8…3o L’intervention doit avoir un rapport direct avec l’objet de l’instance elle ne peut ni excéder les bornes du procés principal, ni tender a une fin differente… La nullité, l’irrecevabilité de la demande originaire entraine la nullité, l’irrecevabilitéde l’intervention (Limoges, 13 mai 1867, D. P. 67. 2. 81 ; Amiens, 9 janv. 1890, D. P. 91. 2. 7).″.

[110] Considering that the application in relation to the issue of collusion has no direct link to the object of the pending Petition, I am not prepared, after giving due consideration to the contentions, of the First and Second Applicants, to exercise my discretion to allow the intervention in relation to the issue of collusion. Moreover, it is my view that such intervention might open the door to other interventions on the part of other parties and unduly delay the hearing of the Petition.
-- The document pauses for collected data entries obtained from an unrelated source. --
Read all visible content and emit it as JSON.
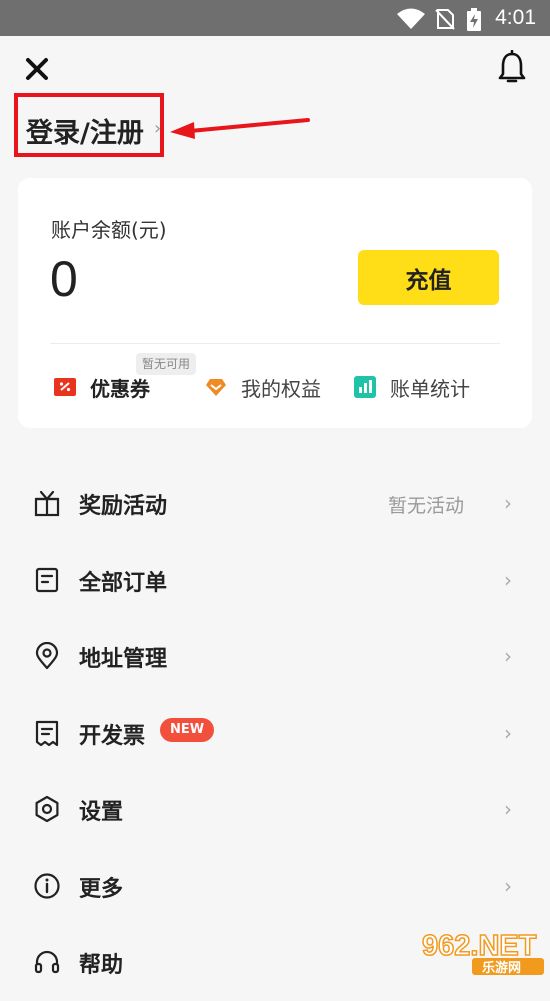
{
  "status_bar": {
    "time": "4:01"
  },
  "header": {
    "login_label": "登录/注册",
    "login_chevron": "›"
  },
  "balance": {
    "label": "账户余额(元)",
    "value": "0",
    "recharge_label": "充值",
    "coupon_tag": "暂无可用"
  },
  "shortcuts": [
    {
      "label": "优惠券",
      "icon": "coupon-icon",
      "color": "#e8341c"
    },
    {
      "label": "我的权益",
      "icon": "rights-icon",
      "color": "#f08a24"
    },
    {
      "label": "账单统计",
      "icon": "bill-stats-icon",
      "color": "#1fc3a8"
    }
  ],
  "menu": [
    {
      "label": "奖励活动",
      "icon": "gift-icon",
      "extra": "暂无活动",
      "chevron": "›"
    },
    {
      "label": "全部订单",
      "icon": "order-icon",
      "chevron": "›"
    },
    {
      "label": "地址管理",
      "icon": "location-icon",
      "chevron": "›"
    },
    {
      "label": "开发票",
      "icon": "invoice-icon",
      "badge": "NEW",
      "chevron": "›"
    },
    {
      "label": "设置",
      "icon": "settings-icon",
      "chevron": "›"
    },
    {
      "label": "更多",
      "icon": "info-icon",
      "chevron": "›"
    },
    {
      "label": "帮助",
      "icon": "headset-icon",
      "chevron": "›"
    }
  ],
  "watermark": {
    "text": "962.NET",
    "subtext": "乐游网"
  },
  "colors": {
    "accent_yellow": "#ffdd17",
    "highlight_red": "#e8151b",
    "badge_red": "#f2503d"
  }
}
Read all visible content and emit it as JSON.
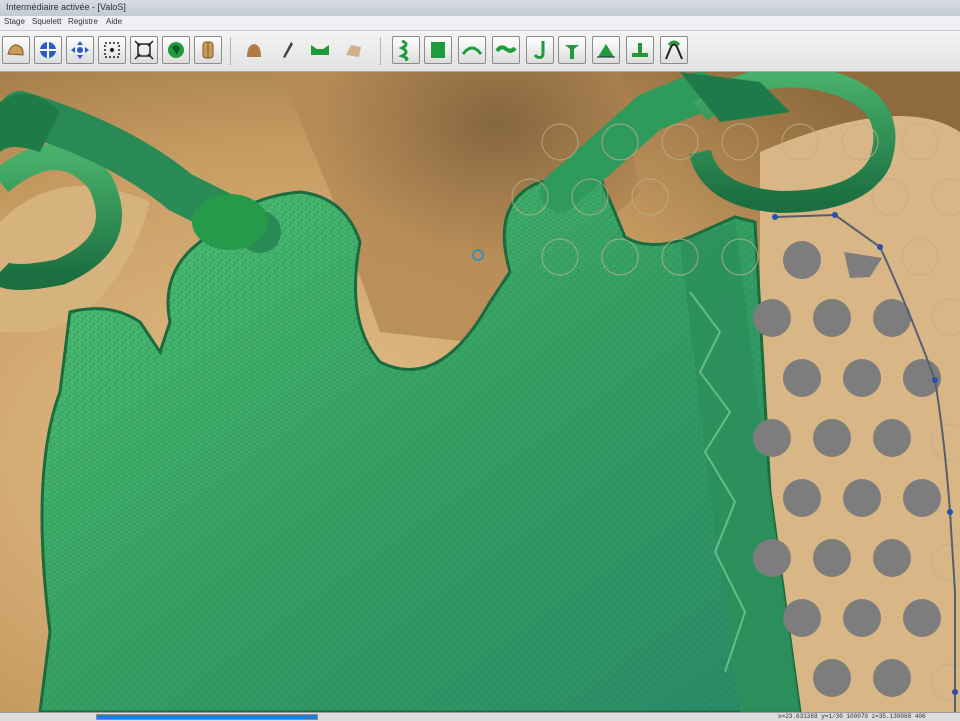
{
  "window": {
    "title": "Intermédiaire activée - [ValoS]"
  },
  "menu": {
    "items": [
      "Stage",
      "Squelett",
      "Registre",
      "Aide"
    ]
  },
  "toolbar": {
    "buttons": [
      {
        "icon": "open-model-icon"
      },
      {
        "icon": "rotate-view-icon"
      },
      {
        "icon": "move-view-icon"
      },
      {
        "icon": "zoom-region-icon"
      },
      {
        "icon": "fit-view-icon"
      },
      {
        "icon": "color-model-icon"
      },
      {
        "icon": "section-icon"
      },
      {
        "icon": "wax-model-icon"
      },
      {
        "icon": "pen-tool-icon"
      },
      {
        "icon": "framework-icon"
      },
      {
        "icon": "model-piece-icon"
      },
      {
        "icon": "retention-grid-icon"
      },
      {
        "icon": "plate-icon"
      },
      {
        "icon": "arch-connector-icon"
      },
      {
        "icon": "bar-icon"
      },
      {
        "icon": "clasp-icon"
      },
      {
        "icon": "rest-icon"
      },
      {
        "icon": "tooth-icon"
      },
      {
        "icon": "support-icon"
      },
      {
        "icon": "bridge-icon"
      }
    ]
  },
  "viewport": {
    "label": "3D model view"
  },
  "status": {
    "progress": 1.0,
    "coordinates": "x=23.631369 y=1/30 100079   z=35.130068 406"
  },
  "colors": {
    "model_gold": "#c9a36b",
    "framework_green": "#3aa565",
    "retention_dot": "#7a7a7a",
    "progress_blue": "#1a7fd8"
  }
}
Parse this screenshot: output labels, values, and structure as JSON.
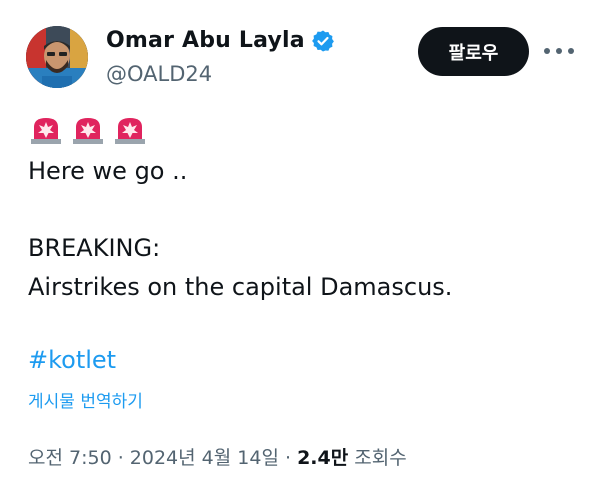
{
  "author": {
    "name": "Omar Abu Layla",
    "handle": "@OALD24",
    "verified": true,
    "avatar": "avatar-photo"
  },
  "actions": {
    "follow_label": "팔로우",
    "more_icon": "more-horizontal-icon"
  },
  "tweet": {
    "emojis": [
      "police-car-light",
      "police-car-light",
      "police-car-light"
    ],
    "line1": "Here we go ..",
    "line2": "BREAKING:",
    "line3": "Airstrikes on the capital Damascus.",
    "hashtag": "#kotlet",
    "translate_label": "게시물 번역하기"
  },
  "meta": {
    "time": "오전 7:50",
    "separator": " · ",
    "date": "2024년 4월 14일",
    "views_count": "2.4만",
    "views_label": "조회수"
  },
  "colors": {
    "accent": "#1d9bf0",
    "text": "#0f1419",
    "muted": "#536471",
    "button_bg": "#0f1419",
    "siren_red": "#e0245e"
  }
}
[111] Lastly, in my view, the Third Respondent should assist the Constitutional Court to arrive at a proper and just outcome of the Petition. If there is any evidence of collusion between the First and Second Respondents, the Third Respondent should lay it before the Constitutional Court. I am of this view because of the important status enjoyed by the Second Respondent under the Constitution; and that I am of the firm belief that allegations of collusion made against the Second Respondent should not be taken lightly by it and the Constitutional Court.
[112] DECISION
[113] For the reasons stated above, I grant leave to the First and Second Applicants to intervene in the pending Petition only in relation to the issue directly linked to the Petition, namely whether the Second Respondent as formerly constituted considered the complaint as required under Article 134 (2) of the Constitution.
[114] The First and Second Applicants shall within two weeks, file a statement of their demand and other material facts on which it is based and shall at the same time supply a copy of such a statement to the Petitioner, the First Respondent and the Second Respondent to the application/Petition.
[115] Costs shall abide the final event.

Signed, dated and delivered at Ile du Port on 28 July, 2017.